Prostate cancer (PCa) is the most common epithelial malignancy in men and the second leading cause of cancer-related deaths in the United States. A subset of PCa is characterized by de novo or progressive resistance to hormonal therapy, commonly referred to as castration-resistant PCa. Although measurements based on quantification of serum prostate-specific antigen (PSA) levels remain widely used to assess disease progression in patients with PCa, their role appears limited in castration-resistant cases. The usefulness of radiographic tools to assess clinical end points in PCa is also generally limited. Accordingly, there remains a clinical need for biomarkers that can complement or surpass PSA in assessing disease status, especially in patients with PCa who fail first-line therapy and are castration-resistant.

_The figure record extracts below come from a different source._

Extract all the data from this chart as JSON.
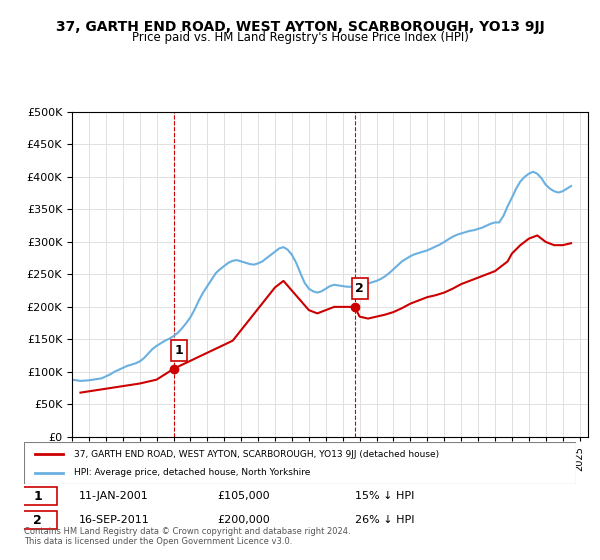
{
  "title": "37, GARTH END ROAD, WEST AYTON, SCARBOROUGH, YO13 9JJ",
  "subtitle": "Price paid vs. HM Land Registry's House Price Index (HPI)",
  "ylabel": "",
  "ylim": [
    0,
    500000
  ],
  "yticks": [
    0,
    50000,
    100000,
    150000,
    200000,
    250000,
    300000,
    350000,
    400000,
    450000,
    500000
  ],
  "xlim_start": 1995.0,
  "xlim_end": 2025.5,
  "hpi_color": "#6ab0e0",
  "price_color": "#cc0000",
  "marker_color": "#cc0000",
  "vline_color": "#cc0000",
  "background_color": "#ffffff",
  "grid_color": "#e0e0e0",
  "legend_label_price": "37, GARTH END ROAD, WEST AYTON, SCARBOROUGH, YO13 9JJ (detached house)",
  "legend_label_hpi": "HPI: Average price, detached house, North Yorkshire",
  "annotation1": {
    "num": "1",
    "date": "11-JAN-2001",
    "price": "£105,000",
    "pct": "15% ↓ HPI",
    "x": 2001.03
  },
  "annotation2": {
    "num": "2",
    "date": "16-SEP-2011",
    "price": "£200,000",
    "pct": "26% ↓ HPI",
    "x": 2011.71
  },
  "footer": "Contains HM Land Registry data © Crown copyright and database right 2024.\nThis data is licensed under the Open Government Licence v3.0.",
  "hpi_data_x": [
    1995.0,
    1995.25,
    1995.5,
    1995.75,
    1996.0,
    1996.25,
    1996.5,
    1996.75,
    1997.0,
    1997.25,
    1997.5,
    1997.75,
    1998.0,
    1998.25,
    1998.5,
    1998.75,
    1999.0,
    1999.25,
    1999.5,
    1999.75,
    2000.0,
    2000.25,
    2000.5,
    2000.75,
    2001.0,
    2001.25,
    2001.5,
    2001.75,
    2002.0,
    2002.25,
    2002.5,
    2002.75,
    2003.0,
    2003.25,
    2003.5,
    2003.75,
    2004.0,
    2004.25,
    2004.5,
    2004.75,
    2005.0,
    2005.25,
    2005.5,
    2005.75,
    2006.0,
    2006.25,
    2006.5,
    2006.75,
    2007.0,
    2007.25,
    2007.5,
    2007.75,
    2008.0,
    2008.25,
    2008.5,
    2008.75,
    2009.0,
    2009.25,
    2009.5,
    2009.75,
    2010.0,
    2010.25,
    2010.5,
    2010.75,
    2011.0,
    2011.25,
    2011.5,
    2011.75,
    2012.0,
    2012.25,
    2012.5,
    2012.75,
    2013.0,
    2013.25,
    2013.5,
    2013.75,
    2014.0,
    2014.25,
    2014.5,
    2014.75,
    2015.0,
    2015.25,
    2015.5,
    2015.75,
    2016.0,
    2016.25,
    2016.5,
    2016.75,
    2017.0,
    2017.25,
    2017.5,
    2017.75,
    2018.0,
    2018.25,
    2018.5,
    2018.75,
    2019.0,
    2019.25,
    2019.5,
    2019.75,
    2020.0,
    2020.25,
    2020.5,
    2020.75,
    2021.0,
    2021.25,
    2021.5,
    2021.75,
    2022.0,
    2022.25,
    2022.5,
    2022.75,
    2023.0,
    2023.25,
    2023.5,
    2023.75,
    2024.0,
    2024.25,
    2024.5
  ],
  "hpi_data_y": [
    88000,
    87000,
    86000,
    86500,
    87000,
    88000,
    89000,
    90000,
    93000,
    96000,
    100000,
    103000,
    106000,
    109000,
    111000,
    113000,
    116000,
    121000,
    128000,
    135000,
    140000,
    144000,
    148000,
    151000,
    155000,
    160000,
    167000,
    175000,
    184000,
    196000,
    210000,
    222000,
    232000,
    242000,
    252000,
    258000,
    263000,
    268000,
    271000,
    272000,
    270000,
    268000,
    266000,
    265000,
    267000,
    270000,
    275000,
    280000,
    285000,
    290000,
    292000,
    288000,
    280000,
    268000,
    252000,
    237000,
    228000,
    224000,
    222000,
    224000,
    228000,
    232000,
    234000,
    233000,
    232000,
    231000,
    231000,
    232000,
    232000,
    234000,
    236000,
    238000,
    240000,
    243000,
    247000,
    252000,
    258000,
    264000,
    270000,
    274000,
    278000,
    281000,
    283000,
    285000,
    287000,
    290000,
    293000,
    296000,
    300000,
    304000,
    308000,
    311000,
    313000,
    315000,
    317000,
    318000,
    320000,
    322000,
    325000,
    328000,
    330000,
    330000,
    340000,
    355000,
    368000,
    382000,
    393000,
    400000,
    405000,
    408000,
    405000,
    398000,
    388000,
    382000,
    378000,
    376000,
    378000,
    382000,
    386000
  ],
  "price_data_x": [
    1995.5,
    1996.0,
    1996.5,
    1997.0,
    1997.5,
    1998.0,
    1998.5,
    1999.0,
    1999.5,
    2000.0,
    2001.03,
    2004.5,
    2007.0,
    2007.5,
    2008.5,
    2009.0,
    2009.5,
    2010.0,
    2010.5,
    2011.71,
    2012.0,
    2012.5,
    2013.0,
    2013.5,
    2014.0,
    2014.5,
    2015.0,
    2015.5,
    2016.0,
    2016.5,
    2017.0,
    2017.5,
    2018.0,
    2018.5,
    2019.0,
    2019.5,
    2020.0,
    2020.75,
    2021.0,
    2021.5,
    2022.0,
    2022.5,
    2023.0,
    2023.5,
    2024.0,
    2024.5
  ],
  "price_data_y": [
    68000,
    70000,
    72000,
    74000,
    76000,
    78000,
    80000,
    82000,
    85000,
    88000,
    105000,
    148000,
    230000,
    240000,
    210000,
    195000,
    190000,
    195000,
    200000,
    200000,
    185000,
    182000,
    185000,
    188000,
    192000,
    198000,
    205000,
    210000,
    215000,
    218000,
    222000,
    228000,
    235000,
    240000,
    245000,
    250000,
    255000,
    270000,
    282000,
    295000,
    305000,
    310000,
    300000,
    295000,
    295000,
    298000
  ]
}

Circulating tumor cell (CTC) enumeration has recently emerged as a useful prognostic tool in patients with prostate, breast, or colon cancer. Notably, several studies have demonstrated that CTC enumeration is an accurate and independent predictor of overall survival in castration-resistant PCa. Patients with unfavorable pretherapy or posttherapy CTC counts (>5 CTCs/7.5 mL of whole blood) were found to have a significantly shorter median overall survival in comparison with patients with favorable counts (≤5 CTCs/7.5 mL of whole blood). In addition, relative to PSA monitoring, determination of CTC counts may allow earlier clinical decisions regarding response to therapeutic interventions in patients with PCa.

Hypercoagulability with venous thromboembolism is frequent in a variety of cancers. As by-products of fibrin degradation, plasma D-dimer levels are generally elevated in association with hypercoagulable conditions. Because hypercoagulability associated with cancer increases in severity with disease progression, quantitative assessment of plasma D-dimer levels has been suggested as a measure of disease status in patients with malignant neoplasms. Indeed, D-dimer levels have been found to rise proportionally to the extent and severity of disease in patients with PCa. However, D-dimer levels may be elevated in a variety of other conditions such as trauma, surgery, and inflammatory processes, thereby limiting assay specificity. The use of quantitative D-dimer determinations in conjunction with PSA and CTC count (hypothetically to enhance specificity) has not been evaluated in patients with refractory PCa.

In this study, we assessed the relationship between quantitative D-dimer levels, CTC counts, and PSA levels in patients with refractory, castration-resistant PCa and asked whether changes in these parameters are concordant when measured in longitudinal studies during the course of therapy. In addition, we asked whether quantitative D-dimer levels and CTC enumeration, alone or in combination, enhance the usefulness of the PSA level in assessing disease status in this category of patients with PCa.